Verein zerfällt und wird neu aufgebaut
Es gibt mit Sicherheit noblere Ecken Wiens und gerade Meidling ist als Arbeiterbezirk in den 90er-Jahren ein Ort, an dem sich Menschen aus dem Ausland niederlassen. Ein Fußballverein wäre schon damals ein perfektes Integrationsvehikel gewesen, die Vereinsführung aber war anders. "Da waren lauter Rassisten am Werk", sagt Zeisel unmissverständlich.
Die Vision von ihm und Gregory war anders, er nennt es "Multikulti-Klub". Aber den Obmann, seine die Kantine betreibende Frau sowie deren sechs Kinder, die allesamt Trainer waren, hinauszubekommen, war Schwerstarbeit. Aber ohne diesen Einsatz wäre das Motto "Mit Herz und Leidenschaft" kaum umsetzbar.
"Von 2003 bis 2006 haben wir an der Übernahme von unserem Verein sowie einem umfassenden Marketingkonzept gearbeitet", erinnert er sich an diese anstrengende, intensive und da und dort kuriose Zeit zurück: "Als ich die Obmannwahl letztlich gewonnen hatte, hatte ich gleichzeitig Lokalverbot in unserer Kantine." Wichtig war es zudem, aus dem Unterhaus rauszukommen.
Ich habe nicht locker gelassen, meinen Vorschlag hat sich Polsters Berater aber nicht einmal angesehen.
Raus aus der Unterklasse
Die Viktoria kickte damals in der sechstklassigen Oberliga. Wer hoch hinaus will, muss groß denken. "In der Oberliga fragt man sich überhaupt, wieso man trainiert", sagt Zeisel heute. Er verpflichtete 2009 Franz Weber. Der war in den 80ern zweimal mit Rapid Meister geworden. Nachhaltig aufzusteigen, gelang weder ihm noch seinem Nachfolger.
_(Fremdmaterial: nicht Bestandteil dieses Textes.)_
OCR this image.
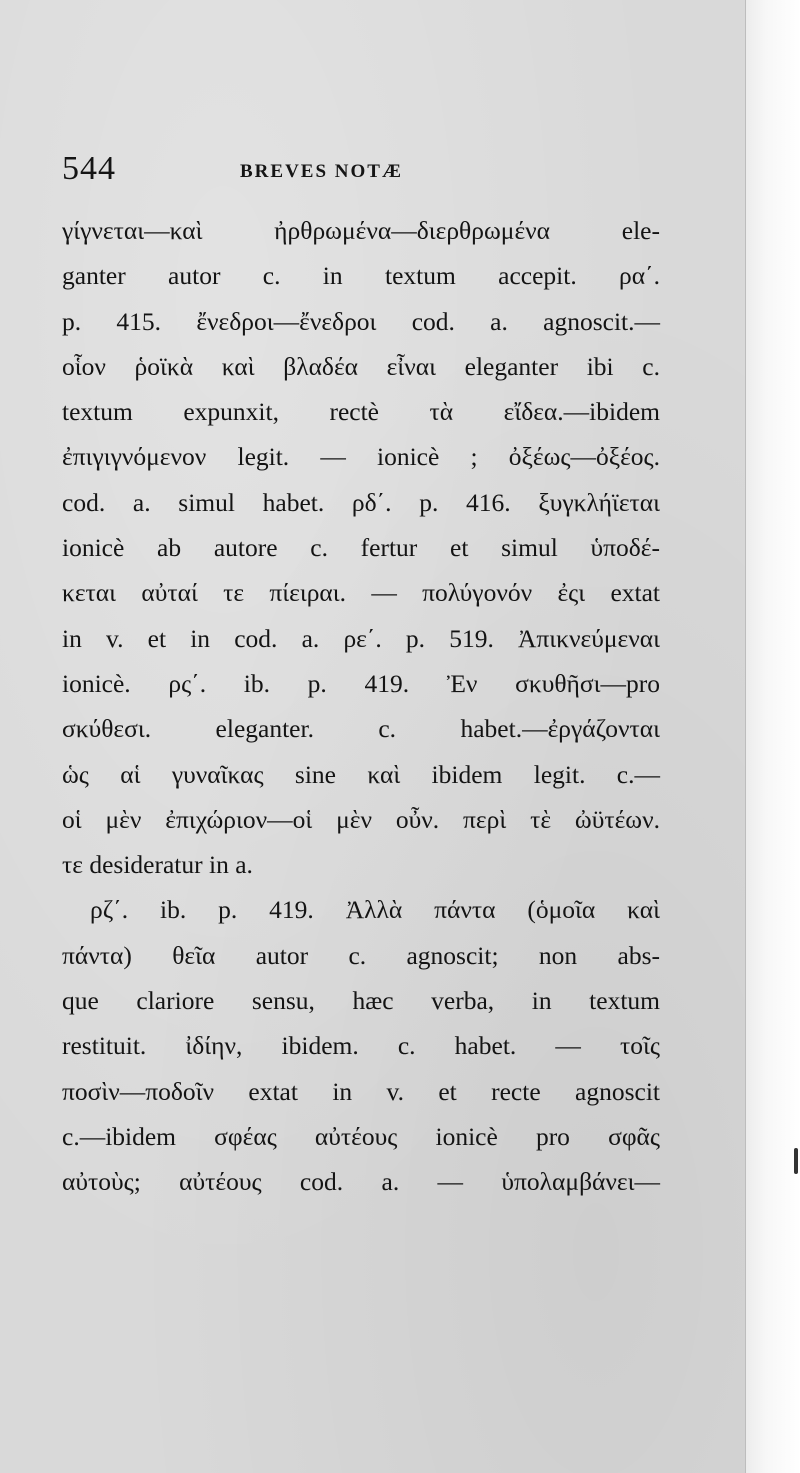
544	BREVES NOTÆ
γίγνεται—καὶ ἠρθρωμένα—διερθρωμένα ele-
ganter autor c. in textum accepit. ρα΄.
p. 415. ἔνεδροι—ἔνεδροι cod. a. agnoscit.—
οἷον ῥοϊκὰ καὶ βλαδέα εἶναι eleganter ibi c.
textum expunxit, rectè τὰ εἴδεα.—ibidem
ἐπιγιγνόμενον legit. — ionicè ; ὀξέως—ὀξέος.
cod. a. simul habet. ρδ΄. p. 416. ξυγκλήϊεται
ionicè ab autore c. fertur et simul ὑποδέ-
κεται αὐταί τε πίειραι. — πολύγονόν ἐςι extat
in v. et in cod. a. ρε΄. p. 519. Ἀπικνεύμεναι
ionicè. ρς΄. ib. p. 419. Ἐν σκυθῆσι—pro
σκύθεσι. eleganter. c. habet.—ἐργάζονται
ὡς αἱ γυναῖκας sine καὶ ibidem legit. c.—
οἱ μὲν ἐπιχώριον—οἱ μὲν οὖν. περὶ τὲ ὠϋτέων.
τε desideratur in a.
ρζ΄. ib. p. 419. Ἀλλὰ πάντα (ὁμοῖα καὶ
πάντα) θεῖα autor c. agnoscit; non abs-
que clariore sensu, hæc verba, in textum
restituit. ἰδίην, ibidem. c. habet. — τοῖς
ποσὶν—ποδοῖν extat in v. et recte agnoscit
c.—ibidem σφέας αὐτέους ionicè pro σφᾶς
αὐτοὺς; αὐτέους cod. a. — ὑπολαμβάνει—
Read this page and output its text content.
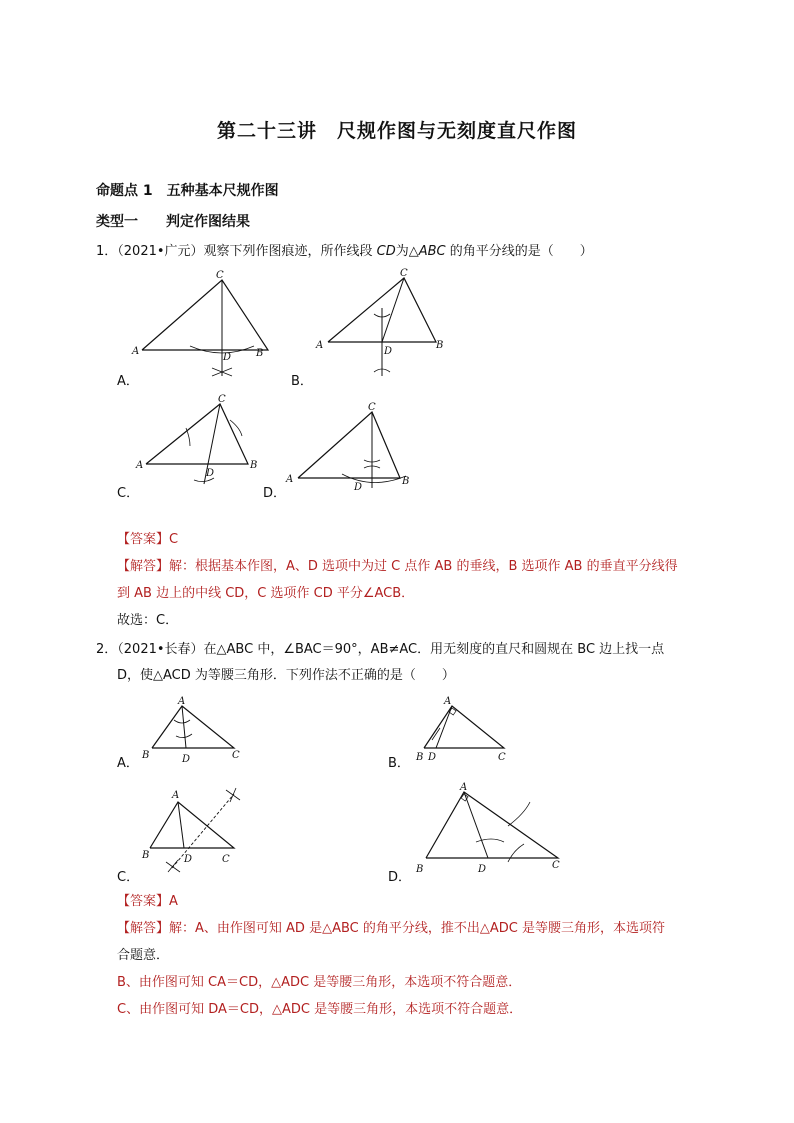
第二十三讲　尺规作图与无刻度直尺作图
命题点 1　五种基本尺规作图
类型一　　判定作图结果
1．（2021•广元）观察下列作图痕迹，所作线段 CD为△ABC 的角平分线的是（　　）
C
A	B
D
A．
C
A	B
D
B．
C
A	B
D
C．
C
A	B
D
D．
【答案】C
【解答】解：根据基本作图，A、D 选项中为过 C 点作 AB 的垂线，B 选项作 AB 的垂直平分线得
到 AB 边上的中线 CD，C 选项作 CD 平分∠ACB．
故选：C．
2．（2021•长春）在△ABC 中，∠BAC＝90°，AB≠AC．用无刻度的直尺和圆规在 BC 边上找一点
D，使△ACD 为等腰三角形．下列作法不正确的是（　　）
A
B	D	C
A．
A
B D	C
B．
A
B	D	C
C．
A
B	D	C
D．
【答案】A
【解答】解：A、由作图可知 AD 是△ABC 的角平分线，推不出△ADC 是等腰三角形，本选项符
合题意．
B、由作图可知 CA＝CD，△ADC 是等腰三角形，本选项不符合题意．
C、由作图可知 DA＝CD，△ADC 是等腰三角形，本选项不符合题意．
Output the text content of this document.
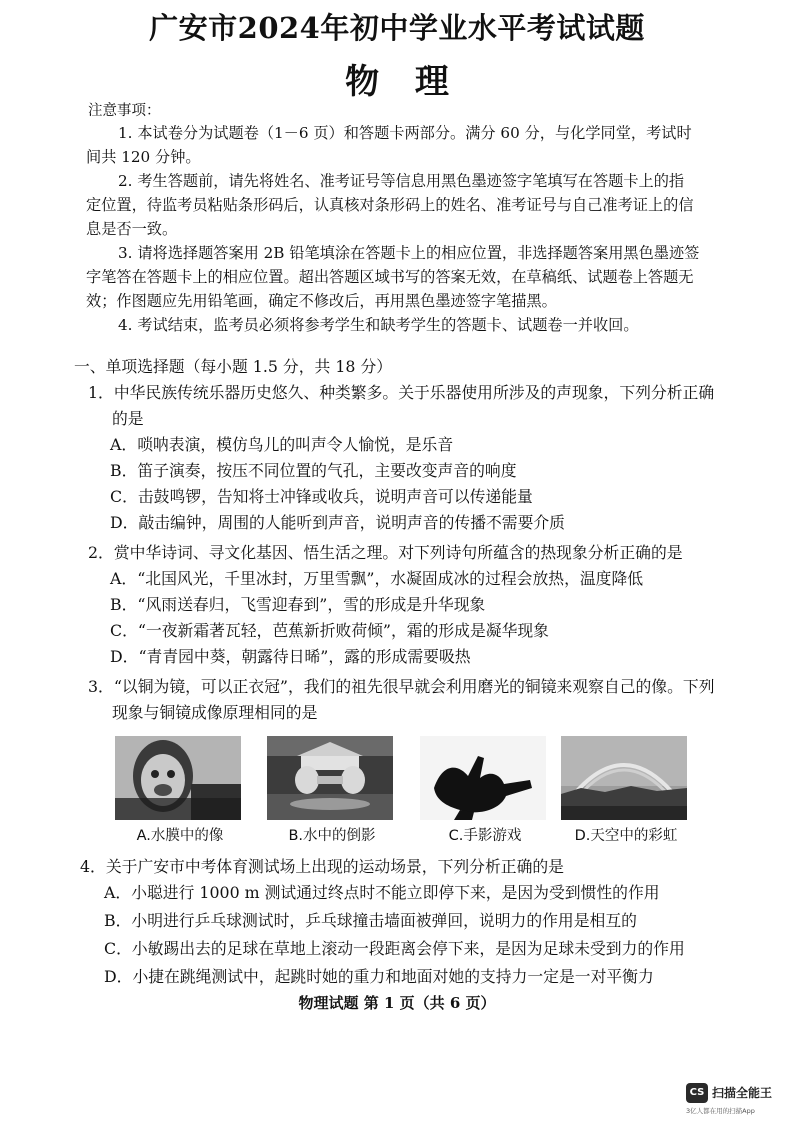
广安市2024年初中学业水平考试试题
物 理
注意事项：
1. 本试卷分为试题卷（1－6 页）和答题卡两部分。满分 60 分，与化学同堂，考试时
间共 120 分钟。
2. 考生答题前，请先将姓名、准考证号等信息用黑色墨迹签字笔填写在答题卡上的指
定位置，待监考员粘贴条形码后，认真核对条形码上的姓名、准考证号与自己准考证上的信
息是否一致。
3. 请将选择题答案用 2B 铅笔填涂在答题卡上的相应位置，非选择题答案用黑色墨迹签
字笔答在答题卡上的相应位置。超出答题区域书写的答案无效，在草稿纸、试题卷上答题无
效；作图题应先用铅笔画，确定不修改后，再用黑色墨迹签字笔描黑。
4. 考试结束，监考员必须将参考学生和缺考学生的答题卡、试题卷一并收回。
一、单项选择题（每小题 1.5 分，共 18 分）
1．中华民族传统乐器历史悠久、种类繁多。关于乐器使用所涉及的声现象，下列分析正确
的是
A．唢呐表演，模仿鸟儿的叫声令人愉悦，是乐音
B．笛子演奏，按压不同位置的气孔，主要改变声音的响度
C．击鼓鸣锣，告知将士冲锋或收兵，说明声音可以传递能量
D．敲击编钟，周围的人能听到声音，说明声音的传播不需要介质
2．赏中华诗词、寻文化基因、悟生活之理。对下列诗句所蕴含的热现象分析正确的是
A．“北国风光，千里冰封，万里雪飘”，水凝固成冰的过程会放热，温度降低
B．“风雨送春归，飞雪迎春到”，雪的形成是升华现象
C．“一夜新霜著瓦轻，芭蕉新折败荷倾”，霜的形成是凝华现象
D．“青青园中葵，朝露待日晞”，露的形成需要吸热
3．“以铜为镜，可以正衣冠”，我们的祖先很早就会利用磨光的铜镜来观察自己的像。下列
现象与铜镜成像原理相同的是
A.水膜中的像	B.水中的倒影	C.手影游戏	D.天空中的彩虹
4．关于广安市中考体育测试场上出现的运动场景，下列分析正确的是
A．小聪进行 1000 m 测试通过终点时不能立即停下来，是因为受到惯性的作用
B．小明进行乒乓球测试时，乒乓球撞击墙面被弹回，说明力的作用是相互的
C．小敏踢出去的足球在草地上滚动一段距离会停下来，是因为足球未受到力的作用
D．小捷在跳绳测试中，起跳时她的重力和地面对她的支持力一定是一对平衡力
物理试题 第 1 页（共 6 页）
CS 扫描全能王
3亿人都在用的扫描App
Dieser fiel noch dazu durch einen eher schwierigen Umgang auf. Das passte nicht. Zeisel dachte sehr groß und somit an Toni Polster. Man trifft sich zum Essen, aber 6. Liga, das ist dem Toptorjäger zu wenig:
"Ich habe nicht locker gelassen, meinen Vorschlag hat sich Polsters Berater aber nicht einmal angesehen." Der Ex-Stürmer lässt sich breit schlagen und wird Berater, liegt dem Verein im Ohr, was nicht alles falsch läuft. "Irgendwann sag' ich ihm: Toni, dann mach's eben selber!"
Und so kam es auch. "Toni" übernimmt, Ex-Rapid II-Trainer Andreas Reisinger übernahm nach Polsters Admira-Abenteuer. Seit 2014 ist Polster nun zurück. Die Meidlinger sind seit 2019 fixer Bestandteil der Ostliga.
Sozial sein und begeistern
Wie kam es nun zum sozialen Engagement? Das Selbstbild hatten Zeisel und Gregory schon lange in der Schublade. Entwickelt hat es dann letztlich Zeisel. Vor 13 Jahren kickte man schließlich gegen das große Vorbild St. Pauli, auf dem Sportclub-Platz. Ein Kick-off für vieles. In Folge gründet man Vik-Sozial, die heutige Foundation. Dass Toni Polster als Fußballlegende alle Sozialprojekte immer mitunterstützt und mitentwickelt, ist für das Vorhaben entscheidend.

"Wir nutzen den Fußball als Instrument, die Sozialarbeit ist die Musik", formuliert es Wilhelm. Das ist auch der Punkt, der Promis von Hinteregger bis Seiler anspricht. Eines der prominentesten Beispiele ist, dass die Viktoria die Kabinen im Winter als Schlafplatz für Obdachlose zur Verfügung stellt.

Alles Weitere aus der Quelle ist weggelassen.